Bir haftayı aşkındır incelemeye çalıştığım modern/postmodern çağa dair “aydın/entelektüel” sınıfının serencamında, her paradigmanın kendi değerlerini, kendi kurumlarını, kendi parlak başarıları ile karanlık taraflarını yarattığını anlatmaya çalıştım. Burada tabii ki aklımda Türkiye’deki aydın tipinin içinde bulunduğu trajik durum da vardı. Ancak isimlerden gidildiğinde, sorunun kavramsal boyutundan kopmuş olurduk. Bunun yerine olmuş olanın neden öyle olmuş olduğunu anlamaya çalışmak, gelecek için daha anlamlı bir uğraş gibi gözüküyor.
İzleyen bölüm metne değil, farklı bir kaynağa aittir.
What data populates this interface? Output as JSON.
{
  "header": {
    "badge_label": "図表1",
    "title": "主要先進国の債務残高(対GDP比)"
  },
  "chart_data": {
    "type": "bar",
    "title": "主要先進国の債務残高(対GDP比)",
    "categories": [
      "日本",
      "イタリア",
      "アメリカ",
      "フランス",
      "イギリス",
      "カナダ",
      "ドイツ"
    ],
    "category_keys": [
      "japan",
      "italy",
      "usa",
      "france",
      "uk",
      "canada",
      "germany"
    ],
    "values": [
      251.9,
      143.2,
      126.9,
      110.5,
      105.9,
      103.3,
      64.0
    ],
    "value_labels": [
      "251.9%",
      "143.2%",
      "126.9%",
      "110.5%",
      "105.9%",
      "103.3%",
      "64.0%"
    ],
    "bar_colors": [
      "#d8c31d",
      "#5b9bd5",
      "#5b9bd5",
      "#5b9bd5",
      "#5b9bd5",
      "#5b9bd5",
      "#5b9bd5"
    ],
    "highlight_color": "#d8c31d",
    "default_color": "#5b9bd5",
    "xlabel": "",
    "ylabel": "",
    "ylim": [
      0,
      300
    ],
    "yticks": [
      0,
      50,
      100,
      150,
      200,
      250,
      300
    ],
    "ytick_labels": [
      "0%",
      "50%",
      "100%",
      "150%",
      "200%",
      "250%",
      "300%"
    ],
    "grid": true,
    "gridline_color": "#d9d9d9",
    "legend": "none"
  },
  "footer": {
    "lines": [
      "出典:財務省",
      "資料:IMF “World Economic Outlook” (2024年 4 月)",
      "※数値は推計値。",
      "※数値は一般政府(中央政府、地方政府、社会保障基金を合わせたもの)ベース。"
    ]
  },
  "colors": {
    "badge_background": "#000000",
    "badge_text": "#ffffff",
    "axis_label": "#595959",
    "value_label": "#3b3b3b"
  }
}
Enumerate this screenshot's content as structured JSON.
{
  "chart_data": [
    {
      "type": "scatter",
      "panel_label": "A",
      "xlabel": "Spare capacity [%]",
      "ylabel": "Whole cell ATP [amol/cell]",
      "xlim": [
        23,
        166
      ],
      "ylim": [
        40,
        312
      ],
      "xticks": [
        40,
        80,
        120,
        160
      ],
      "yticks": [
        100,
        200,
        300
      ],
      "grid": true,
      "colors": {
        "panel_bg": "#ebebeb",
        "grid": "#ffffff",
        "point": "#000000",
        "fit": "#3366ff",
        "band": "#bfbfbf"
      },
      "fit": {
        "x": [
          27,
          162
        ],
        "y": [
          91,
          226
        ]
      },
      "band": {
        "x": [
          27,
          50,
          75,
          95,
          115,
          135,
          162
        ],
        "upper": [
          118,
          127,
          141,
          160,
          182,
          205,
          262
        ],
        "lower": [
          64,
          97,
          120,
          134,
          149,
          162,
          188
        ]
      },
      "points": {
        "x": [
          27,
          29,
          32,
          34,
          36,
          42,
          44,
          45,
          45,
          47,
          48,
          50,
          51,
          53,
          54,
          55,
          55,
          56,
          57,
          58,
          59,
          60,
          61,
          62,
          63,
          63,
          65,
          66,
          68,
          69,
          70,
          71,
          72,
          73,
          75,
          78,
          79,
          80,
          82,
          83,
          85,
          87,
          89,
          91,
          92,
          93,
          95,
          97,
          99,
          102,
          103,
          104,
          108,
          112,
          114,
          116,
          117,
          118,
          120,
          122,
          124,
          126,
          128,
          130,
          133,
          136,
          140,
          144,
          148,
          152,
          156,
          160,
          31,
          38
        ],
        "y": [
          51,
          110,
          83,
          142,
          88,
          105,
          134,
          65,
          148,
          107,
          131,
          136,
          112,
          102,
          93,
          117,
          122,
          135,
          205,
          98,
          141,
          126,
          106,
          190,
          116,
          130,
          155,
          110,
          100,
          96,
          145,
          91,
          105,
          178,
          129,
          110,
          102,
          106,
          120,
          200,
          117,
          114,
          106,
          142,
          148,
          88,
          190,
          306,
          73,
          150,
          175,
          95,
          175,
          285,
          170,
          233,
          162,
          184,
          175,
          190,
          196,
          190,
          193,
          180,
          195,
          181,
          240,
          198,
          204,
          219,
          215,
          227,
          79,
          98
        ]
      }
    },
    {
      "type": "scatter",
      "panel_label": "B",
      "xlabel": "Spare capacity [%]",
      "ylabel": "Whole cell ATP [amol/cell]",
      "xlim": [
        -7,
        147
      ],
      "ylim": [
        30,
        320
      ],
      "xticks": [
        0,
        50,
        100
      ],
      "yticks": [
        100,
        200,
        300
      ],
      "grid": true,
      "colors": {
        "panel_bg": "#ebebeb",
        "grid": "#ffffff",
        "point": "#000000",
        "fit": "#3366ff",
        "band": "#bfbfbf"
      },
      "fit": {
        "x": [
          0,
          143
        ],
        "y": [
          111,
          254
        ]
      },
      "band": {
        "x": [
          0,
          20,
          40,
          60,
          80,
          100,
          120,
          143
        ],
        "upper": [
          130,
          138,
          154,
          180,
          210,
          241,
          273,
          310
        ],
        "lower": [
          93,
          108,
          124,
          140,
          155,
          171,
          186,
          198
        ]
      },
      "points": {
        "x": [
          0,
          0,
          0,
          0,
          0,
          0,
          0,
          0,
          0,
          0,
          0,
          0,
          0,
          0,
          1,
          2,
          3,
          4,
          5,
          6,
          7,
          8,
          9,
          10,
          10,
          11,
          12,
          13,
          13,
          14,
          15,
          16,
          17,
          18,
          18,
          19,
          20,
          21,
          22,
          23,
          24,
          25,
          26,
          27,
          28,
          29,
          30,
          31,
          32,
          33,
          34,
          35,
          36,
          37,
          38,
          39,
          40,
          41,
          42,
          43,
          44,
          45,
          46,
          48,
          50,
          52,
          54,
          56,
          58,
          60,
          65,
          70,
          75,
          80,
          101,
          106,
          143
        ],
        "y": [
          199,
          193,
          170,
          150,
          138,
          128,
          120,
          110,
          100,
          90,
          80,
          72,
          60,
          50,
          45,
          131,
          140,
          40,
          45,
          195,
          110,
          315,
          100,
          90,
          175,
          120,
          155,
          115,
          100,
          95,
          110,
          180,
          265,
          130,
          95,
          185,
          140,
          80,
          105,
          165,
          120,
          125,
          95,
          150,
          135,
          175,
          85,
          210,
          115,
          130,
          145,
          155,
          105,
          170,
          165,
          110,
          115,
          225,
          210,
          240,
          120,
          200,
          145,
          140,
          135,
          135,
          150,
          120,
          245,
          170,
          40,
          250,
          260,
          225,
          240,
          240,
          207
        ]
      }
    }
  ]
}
Paradigma ne olursa olsun, değişmeyen bazı değerlerin varlığına “iman” edebilir miyiz? Her şey göreli midir? Eğer öyleyse, bizleri aşan ve ortak ahlakımızı türeteceğimiz “bir üst anlam ufkundan” kopmuş olmaz mıyız?
Peki bu iç içe yaşanacak hakikatin herkesi, Müslümanı, Hristiyanı, Musevisi, ateisti, çeşitli ideolojileri benimseyenleri, kadınları, çocukları, azınlıkları bir yerinden de olsa yakalayacağı şekli nasıl inşa edilir? Öyle ki, aydını da, siyasetçisi de, iş insanı da, hukukçusu da o kozada yetişsin ve meşruiyetini o kaynaktan alsın?
AK Parti, bu manada, tabanıyla organik bir ilişki kurdu ve bu ilişkiyi siyasi varlığının/bekasının merkezinde gördü. AK Parti bu devrimci halk hareketini siyaseten temsil edebilme basiretini gösterdi. Bu basiret onu felaketlerden korudu, başarıyı getirdi, çünkü halkın istediğinin peşinden gitti.
Sorun, bu harekete gerekli cevabın yüzde 25’lik kesim ve siyasi temsilcilerinden gelmemiş olmasıdır. Ama bunu hemen beklemek anlamsızdır. Hatta, bu bir sorun bile değildir. Hayat ve yaşanan değişimler bizleri bizlerin yaptığı gibi kategorize etmez, dönüştürür, kendisine dahil eder. Değişim kurumsallaştıkça, adapte olma, cevap verme baskısı uyumsuz olanın sırtında taşınamaz bir yüke dönüşür.
Önemli olan, bu doğal baskının orada er geç yaratacağı hareketlenmenin ifade bulacağı mekanizmaları kurmak ve herkesin erişimine açık tutmaktır.